経営は自ら考え決めるもの、バイブルなどない

 僕にはバイブルという本はありません。経営は自分の頭で考えて、自分で決めなくてはいけない。バイブルなんてどこにも存在せず、自ら作っていくものだと思います。本をバイブルにすると、「私はこの本の通り経営しています」と言っているようなものです。

 もっとも、経営の参考にした本はいくつかあります。最近読んだ「MADE IN JAPAN―わが体験的国際戦略」(盛田昭夫著、朝日文庫)もその1冊です。この本は、サイバーエージェントの海外事業を強化すべく、腹をくくって昨年10月に家族を連れて米国に渡ったCOO(最高執行責任者)の西條(晋一氏)から貰ったものです。

 「ジャパン・アズ・ナンバーワン」という言葉に代表されるように、ソニーが最も称賛を浴び、世界的な影響力を持っていた時期に書かれた本で、自信に満ちあふれた内容になっています。ソニーという会社の成り立ちから、事業が育ってきた背景など、ここから日本的経営を学ぶことができます。

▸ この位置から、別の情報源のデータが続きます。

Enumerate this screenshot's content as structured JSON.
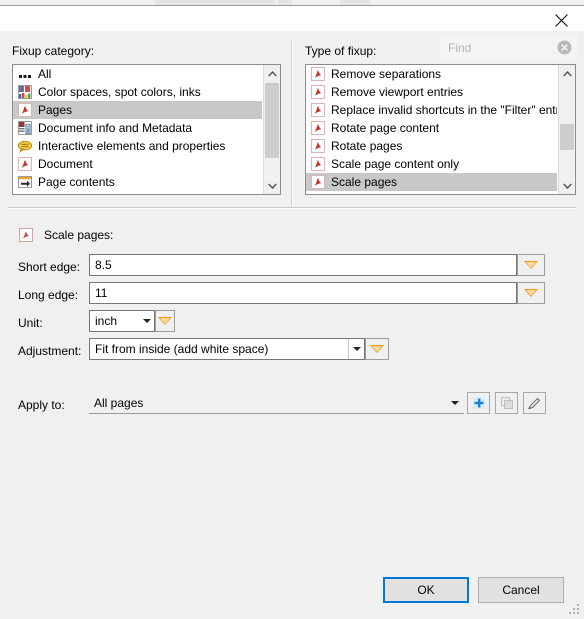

結果的に、その後、日本的経営が否定され、実力主義・成果主義が叫ばれるようになりましたが、今はまた日本的経営の良さが見直されつつあるように感じます。過去の日本的経営の何が正しくて、何が駄目だったのかということを知り、僕なりに正しく把握する上で参考になります。

 日本的経営の秘けつについて、本書では「人間がすべての原点になる」と述べられています。米国流のビジネスでは、人間関係よりも組織論やビジネスモデルなど、合理的でドライな考え方が強調されますが、日本という狭い社会の中では組織の和や帰属意識によって個々の能力をいかに一つの力とするかが重要なのではと思います。

 サイバーエージェントは21世紀の会社ですが、日本的経営をすごく参考にしています。僕たちが創業した90年代は、合理化や実力主義という風潮が強く、今までのような終身雇用が崩壊したと言われていました。しかし、会社をつくって感じたのは、日本社会には日本的経営が適応するということです。そこで、時代と逆行して過去の日本的経営を学び始めました。戦後のボロボロの時代から日本企業が成長してきた過程というのは、インターネットという成長産業で、若い人たちが中心になっているサイバーエージェントが学ぶべき点は大きいのです。

 そう考え、実際に、6、7年前から大きく人事制度を改革しました。終身雇用を打ち出し、福利厚生も強化しました。長く働く社員を奨励するというメッセージを明確に打ち出しています。その一方で、年功序列は徹底排除するなど、過去の日本的経営と全く同じにするつもりはありません。最後は自分たちの頭で考え、オリジナルとなる「21世紀型の日本的経営」をつくることが大事だと思っています。